Turning to the second question – whether electricity is “comparable” to other goods under the U.C.C. – the court concluded that electricity is markedly different from its cousins, water and gas.  Because water and gas are precisely the types of “natural inorganic matter” that fit within the U.C.C.’s definition of “minerals or the like” (a contract for the sale of which the U.C.C. says is a “contract for the sale of goods”), they are properly considered goods.  In fact, the U.C.C. specifically lists gas as such a mineral.  Electricity, on the other hand, is not a “mineral” or “natural inorganic matter,” and cannot be passed back and forth like gas or water.  Moreover, water and natural gas stored in tanks are “still water and natural gas,” whereas electricity stored in a battery “is no longer electricity” – but “potential energy stored in materials or chemicals that will produce electricity when they react with each other.”  Because it cannot be passed back and forth as water and natural gas can, and does not “rest” in a moveable state, it should not be considered a “good,” as such term is defined in the Uniform Commercial Code.

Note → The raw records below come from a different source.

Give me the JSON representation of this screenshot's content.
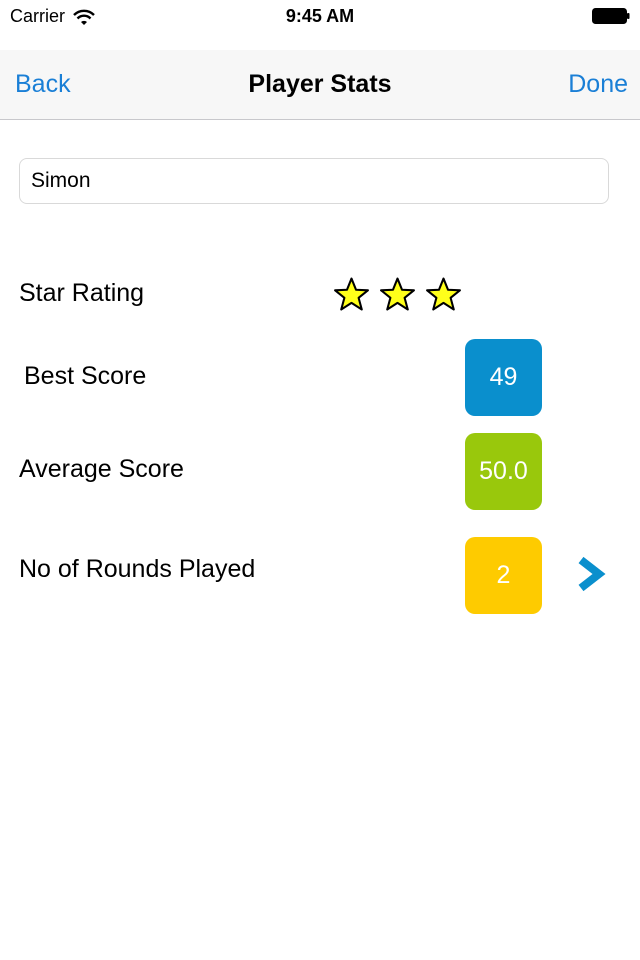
{
  "status_bar": {
    "carrier": "Carrier",
    "time": "9:45 AM",
    "icons": [
      "wifi-icon",
      "battery-icon"
    ]
  },
  "nav": {
    "back_label": "Back",
    "title": "Player Stats",
    "done_label": "Done",
    "accent_color": "#1a7fd6"
  },
  "player": {
    "name": "Simon"
  },
  "stats": {
    "star_rating_label": "Star Rating",
    "star_rating_value": 3,
    "best_score_label": "Best Score",
    "best_score": "49",
    "best_score_color": "#0a8fcd",
    "average_score_label": "Average Score",
    "average_score": "50.0",
    "average_score_color": "#99c80c",
    "rounds_label": "No of Rounds Played",
    "rounds": "2",
    "rounds_color": "#fecb00",
    "chevron_icon": "chevron-right-icon"
  }
}
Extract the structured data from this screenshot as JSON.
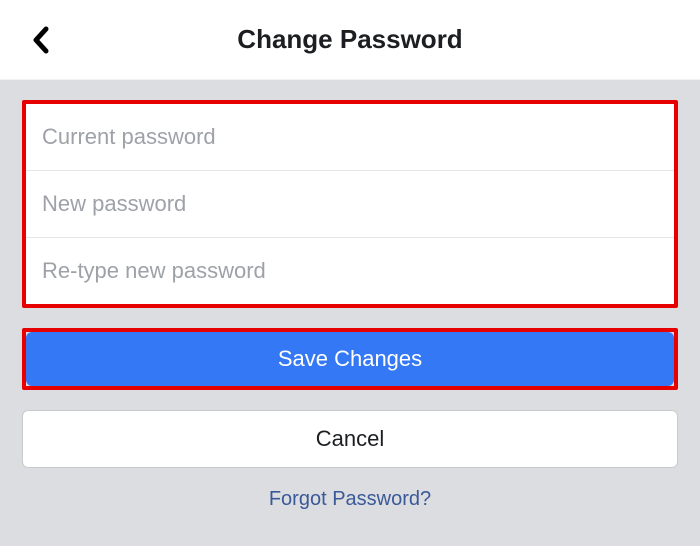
{
  "header": {
    "title": "Change Password"
  },
  "form": {
    "current_placeholder": "Current password",
    "new_placeholder": "New password",
    "retype_placeholder": "Re-type new password",
    "save_label": "Save Changes",
    "cancel_label": "Cancel",
    "forgot_label": "Forgot Password?"
  },
  "colors": {
    "highlight_border": "#e60000",
    "primary_button": "#3578f5",
    "link_text": "#3a5998",
    "content_bg": "#dcdde0"
  }
}
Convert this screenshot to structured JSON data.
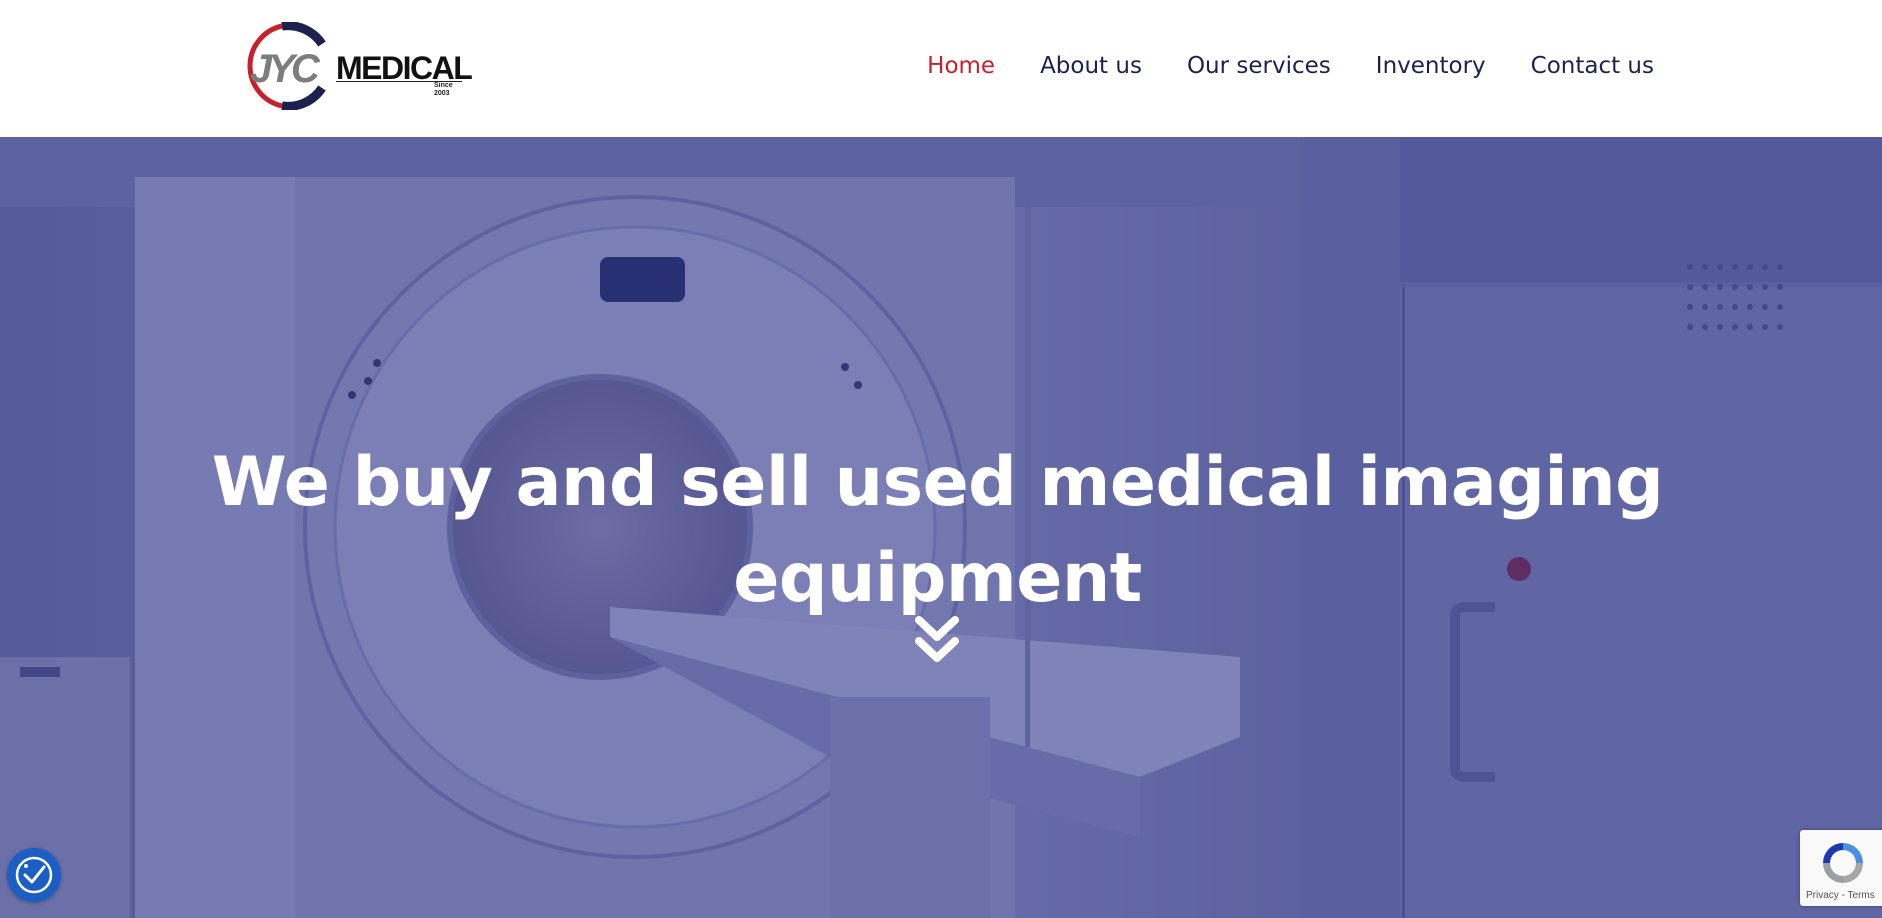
{
  "logo": {
    "mark": "JYC",
    "word": "MEDICAL",
    "since": "Since 2003",
    "colors": {
      "ring_red": "#c8202b",
      "ring_navy": "#1d2150",
      "mark_gray": "#7d7d7d"
    }
  },
  "nav": {
    "items": [
      {
        "label": "Home",
        "active": true
      },
      {
        "label": "About us",
        "active": false
      },
      {
        "label": "Our services",
        "active": false
      },
      {
        "label": "Inventory",
        "active": false
      },
      {
        "label": "Contact us",
        "active": false
      }
    ],
    "colors": {
      "text": "#1d2150",
      "active": "#c8202b"
    }
  },
  "hero": {
    "title": "We buy and sell used medical imaging equipment",
    "scroll_icon": "double-chevron-down-icon",
    "overlay_color": "#262d78"
  },
  "accessibility": {
    "icon": "accessibility-icon",
    "color": "#1b5fc4"
  },
  "recaptcha": {
    "icon": "recaptcha-icon",
    "privacy": "Privacy",
    "separator": " - ",
    "terms": "Terms"
  }
}
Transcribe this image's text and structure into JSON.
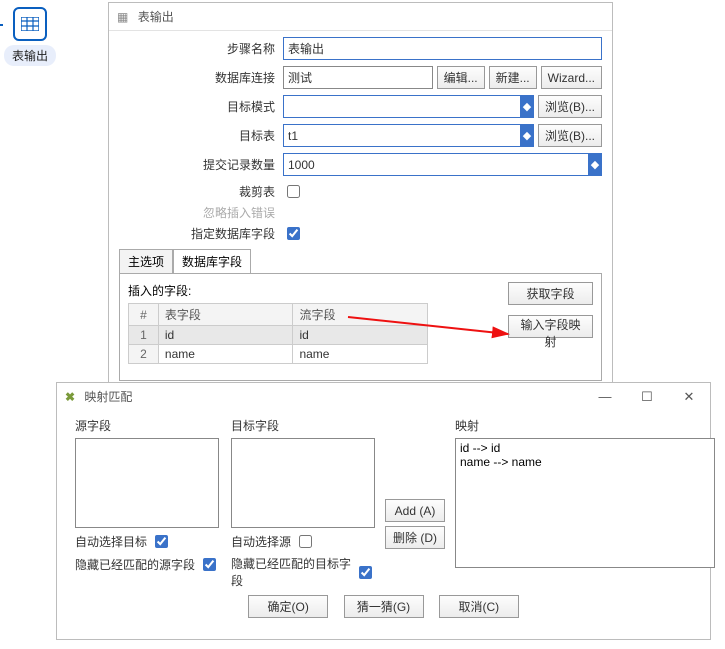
{
  "side_node_label": "表输出",
  "win1": {
    "title": "表输出",
    "rows": {
      "step_name_label": "步骤名称",
      "step_name_value": "表输出",
      "conn_label": "数据库连接",
      "conn_value": "测试",
      "edit_btn": "编辑...",
      "new_btn": "新建...",
      "wizard_btn": "Wizard...",
      "target_schema_label": "目标模式",
      "target_schema_value": "",
      "browse_btn": "浏览(B)...",
      "target_table_label": "目标表",
      "target_table_value": "t1",
      "commit_label": "提交记录数量",
      "commit_value": "1000",
      "truncate_label": "裁剪表",
      "ignore_label": "忽略插入错误",
      "specify_label": "指定数据库字段"
    },
    "tabs": {
      "main": "主选项",
      "db": "数据库字段"
    },
    "insert_label": "插入的字段:",
    "cols": {
      "hash": "#",
      "table": "表字段",
      "stream": "流字段"
    },
    "rows_data": [
      {
        "n": "1",
        "t": "id",
        "s": "id"
      },
      {
        "n": "2",
        "t": "name",
        "s": "name"
      }
    ],
    "get_fields": "获取字段",
    "field_map": "输入字段映射"
  },
  "win2": {
    "title": "映射匹配",
    "src_label": "源字段",
    "tgt_label": "目标字段",
    "map_label": "映射",
    "map_lines": [
      "id --> id",
      "name --> name"
    ],
    "add": "Add (A)",
    "del": "删除 (D)",
    "auto_tgt": "自动选择目标",
    "hide_matched_src": "隐藏已经匹配的源字段",
    "auto_src": "自动选择源",
    "hide_matched_tgt": "隐藏已经匹配的目标字段",
    "ok": "确定(O)",
    "guess": "猜一猜(G)",
    "cancel": "取消(C)"
  }
}
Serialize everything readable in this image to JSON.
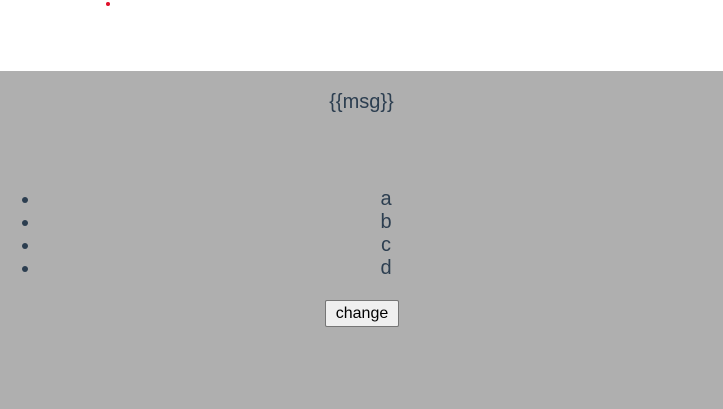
{
  "app": {
    "message": "{{msg}}",
    "items": [
      "a",
      "b",
      "c",
      "d"
    ],
    "change_button_label": "change"
  },
  "colors": {
    "background": "#afafaf",
    "text": "#2c3e50",
    "indicator": "#e0102a"
  }
}
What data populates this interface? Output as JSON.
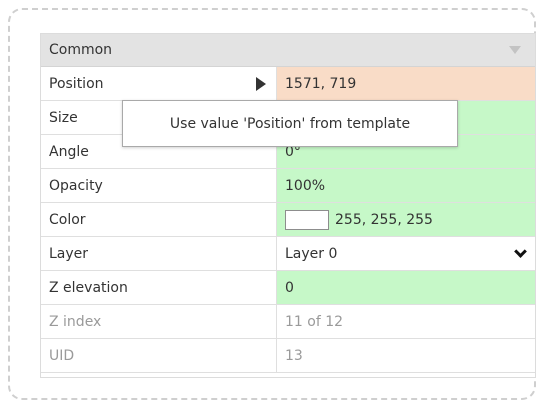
{
  "panel": {
    "group_title": "Common",
    "rows": [
      {
        "label": "Position",
        "value": "1571, 719",
        "state": "orange",
        "has_expand_arrow": true
      },
      {
        "label": "Size",
        "value": "",
        "state": "green"
      },
      {
        "label": "Angle",
        "value": "0°",
        "state": "green"
      },
      {
        "label": "Opacity",
        "value": "100%",
        "state": "green"
      },
      {
        "label": "Color",
        "value": "255, 255, 255",
        "state": "green",
        "swatch_color": "#ffffff"
      },
      {
        "label": "Layer",
        "value": "Layer 0",
        "state": "white",
        "has_dropdown": true
      },
      {
        "label": "Z elevation",
        "value": "0",
        "state": "green"
      },
      {
        "label": "Z index",
        "value": "11 of 12",
        "state": "disabled"
      },
      {
        "label": "UID",
        "value": "13",
        "state": "disabled"
      }
    ]
  },
  "tooltip": {
    "text": "Use value 'Position' from template"
  },
  "colors": {
    "header_bg": "#e3e3e3",
    "orange": "#f9dcc7",
    "green": "#c6f8c8",
    "border": "#dfdfdf",
    "disabled_text": "#9a9a9a"
  },
  "icons": {
    "collapse": "chevron-down-icon",
    "expand": "caret-right-icon",
    "dropdown": "chevron-down-icon"
  }
}
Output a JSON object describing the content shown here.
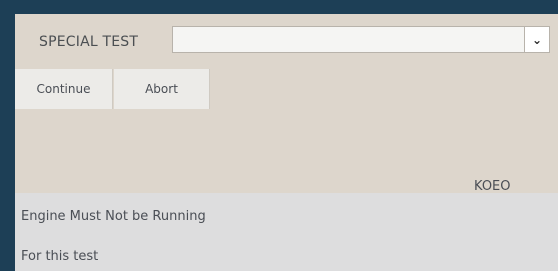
{
  "header": {
    "title": "SPECIAL TEST",
    "dropdown_value": ""
  },
  "buttons": {
    "continue_label": "Continue",
    "abort_label": "Abort"
  },
  "status": {
    "mode": "KOEO"
  },
  "messages": [
    "Engine Must Not be Running",
    "For this test"
  ],
  "icons": {
    "dropdown": "chevron-down-icon"
  }
}
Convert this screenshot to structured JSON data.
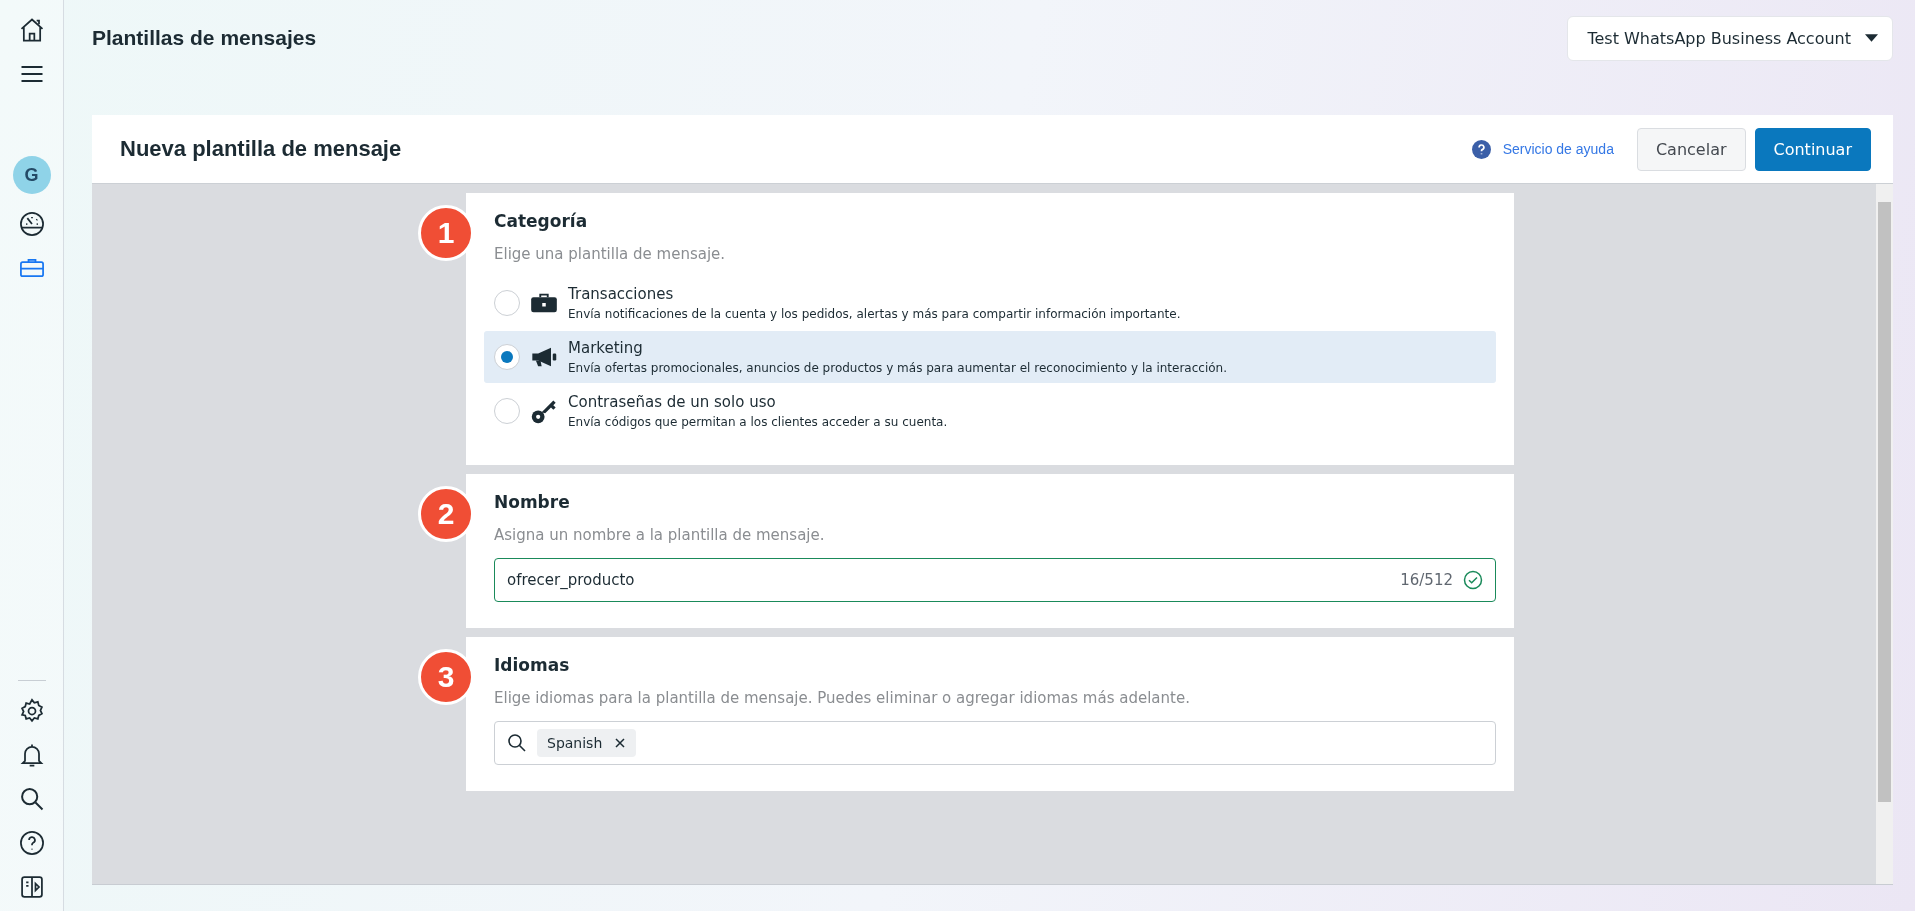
{
  "sidebar": {
    "avatar": "G",
    "items": [
      {
        "kind": "home",
        "selected": false
      },
      {
        "kind": "menu",
        "selected": false
      },
      {
        "kind": "gauge",
        "selected": false
      },
      {
        "kind": "toolbox",
        "selected": true
      }
    ],
    "bottom_items": [
      {
        "kind": "settings"
      },
      {
        "kind": "bell"
      },
      {
        "kind": "search"
      },
      {
        "kind": "help"
      },
      {
        "kind": "panel"
      }
    ]
  },
  "page_title": "Plantillas de mensajes",
  "account_selector": "Test WhatsApp Business Account",
  "card": {
    "title": "Nueva plantilla de mensaje",
    "help_link": "Servicio de ayuda",
    "buttons": [
      {
        "label": "Cancelar",
        "kind": "secondary"
      },
      {
        "label": "Continuar",
        "kind": "primary"
      }
    ]
  },
  "sections": [
    {
      "step": "1",
      "kind": "category",
      "title": "Categoría",
      "subtitle": "Elige una plantilla de mensaje.",
      "options": [
        {
          "kind": "briefcase",
          "label": "Transacciones",
          "description": "Envía notificaciones de la cuenta y los pedidos, alertas y más para compartir información importante.",
          "selected": false
        },
        {
          "kind": "megaphone",
          "label": "Marketing",
          "description": "Envía ofertas promocionales, anuncios de productos y más para aumentar el reconocimiento y la interacción.",
          "selected": true
        },
        {
          "kind": "key",
          "label": "Contraseñas de un solo uso",
          "description": "Envía códigos que permitan a los clientes acceder a su cuenta.",
          "selected": false
        }
      ]
    },
    {
      "step": "2",
      "kind": "name",
      "title": "Nombre",
      "subtitle": "Asigna un nombre a la plantilla de mensaje.",
      "value": "ofrecer_producto",
      "counter": "16/512",
      "valid": true
    },
    {
      "step": "3",
      "kind": "languages",
      "title": "Idiomas",
      "subtitle": "Elige idiomas para la plantilla de mensaje. Puedes eliminar o agregar idiomas más adelante.",
      "tags": [
        "Spanish"
      ]
    }
  ]
}
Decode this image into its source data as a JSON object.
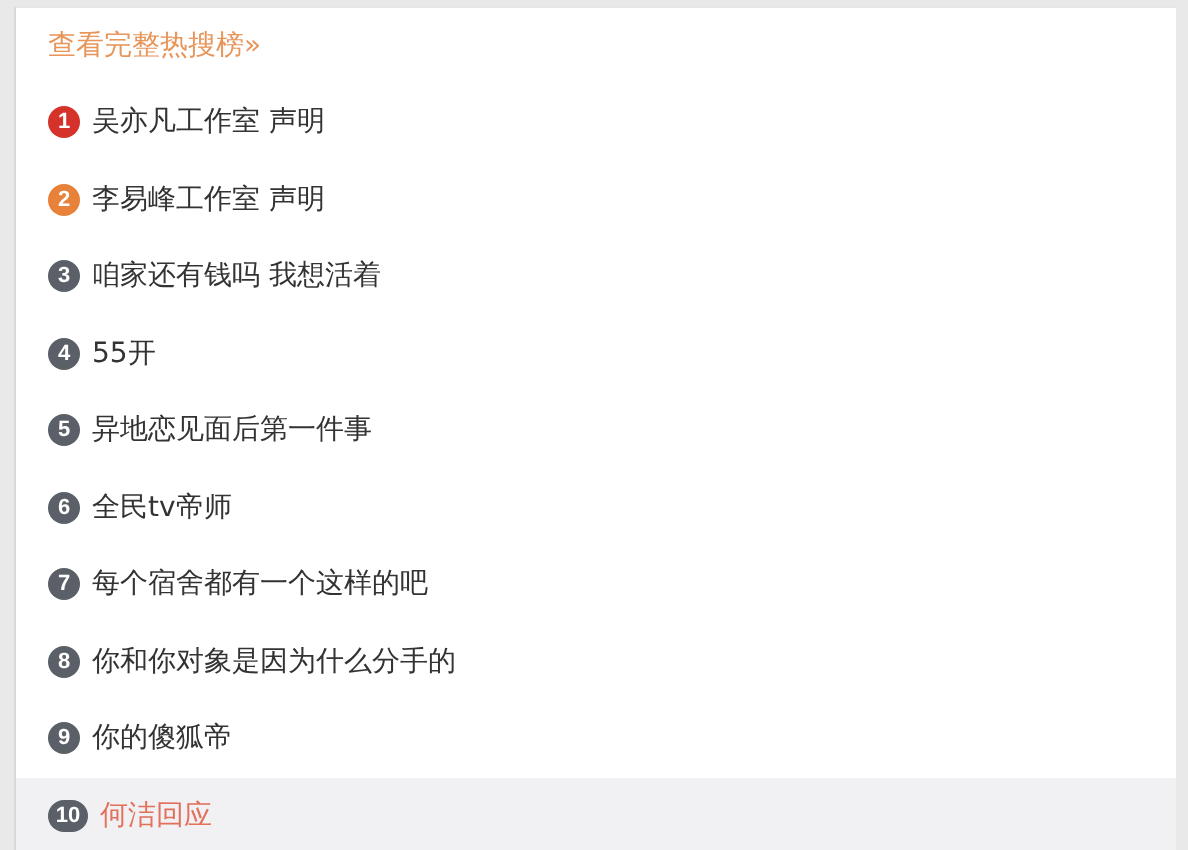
{
  "link": "查看完整热搜榜»",
  "items": [
    {
      "rank": "1",
      "text": "吴亦凡工作室 声明",
      "color": "#d6322c",
      "selected": false
    },
    {
      "rank": "2",
      "text": "李易峰工作室 声明",
      "color": "#e8823a",
      "selected": false
    },
    {
      "rank": "3",
      "text": "咱家还有钱吗 我想活着",
      "color": "#5b6068",
      "selected": false
    },
    {
      "rank": "4",
      "text": "55开",
      "color": "#5b6068",
      "selected": false
    },
    {
      "rank": "5",
      "text": "异地恋见面后第一件事",
      "color": "#5b6068",
      "selected": false
    },
    {
      "rank": "6",
      "text": "全民tv帝师",
      "color": "#5b6068",
      "selected": false
    },
    {
      "rank": "7",
      "text": "每个宿舍都有一个这样的吧",
      "color": "#5b6068",
      "selected": false
    },
    {
      "rank": "8",
      "text": "你和你对象是因为什么分手的",
      "color": "#5b6068",
      "selected": false
    },
    {
      "rank": "9",
      "text": "你的傻狐帝",
      "color": "#5b6068",
      "selected": false
    },
    {
      "rank": "10",
      "text": "何洁回应",
      "color": "#5b6068",
      "selected": true
    }
  ]
}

Third and fourth, the court observed that section 546(c) and 366 of the Bankruptcy Code should have no bearing on whether electricity is a “good.”  Even though electricity cannot be a “good” under section 546(c) (because it is inherently not reclaimable), the court concluded that it is only one of many types of things that could be a “good” for purposes of section 503(b)(9), while not qualifying for reclamation pursuant to section 546(c).  Similarly, the court concluded that something can be both a “good” pursuant to section 503(b)(9) and a “service” pursuant to section 366 – such as natural gas – and that accordingly, these sections of the Bankruptcy Code do not affect the construction of section 503(b)(9).
Fifth, the court concluded that the nature of the parties’ relationship similarly should not affect an analysis of whether electricity qualifies for administrative priority under section 503(b)(9).  The court noted that electricity can be bought and sold in any number of ways, including on a wholesale level, in which case it can be sold as a good and be purchased as a service.  This disconnect (no pun intended) suggests that the nature of the parties’ relationship cannot guide whether electricity should be afforded 503(b)(9) priority.
Lastly, the court rejected another court’s suggestion that provisions granting administrative priority should be narrowly construed.  Instead, the court simply stated that section 503(b)(9) should neither be strictly construed, nor loosely construed.  Rather, the court “should simply apply the law as written and not put a judicially created obstacle in the path of an administrative expense claimant.”
In concluding that electricity is not a “good” that is entitled to administrative priority pursuant to section 503(b)(9), the court based its decision on the fact that mere “microseconds” pass between the moment that electricity is identified (as it passes through a meter) to the time that it is consumed by the user – and that this period of “moveability” is not meaningful enough to render electricity a good, as such term is understood in the U.C.C.  Similarly, the U.C.C. itself should not be read to include “electricity” among its cousins water and natural gas – which are, by definition, “minerals” (at least from the legal perspective ), which are expressly considered “goods” under the U.C.C.  Even though the court rejected the other four proposed tests for determining whether electricity is a good, its decision is by no means uncertain.  The case law is not yet settled, but there is no doubt that NE OpCo will remain a “charged” decision in the coming months.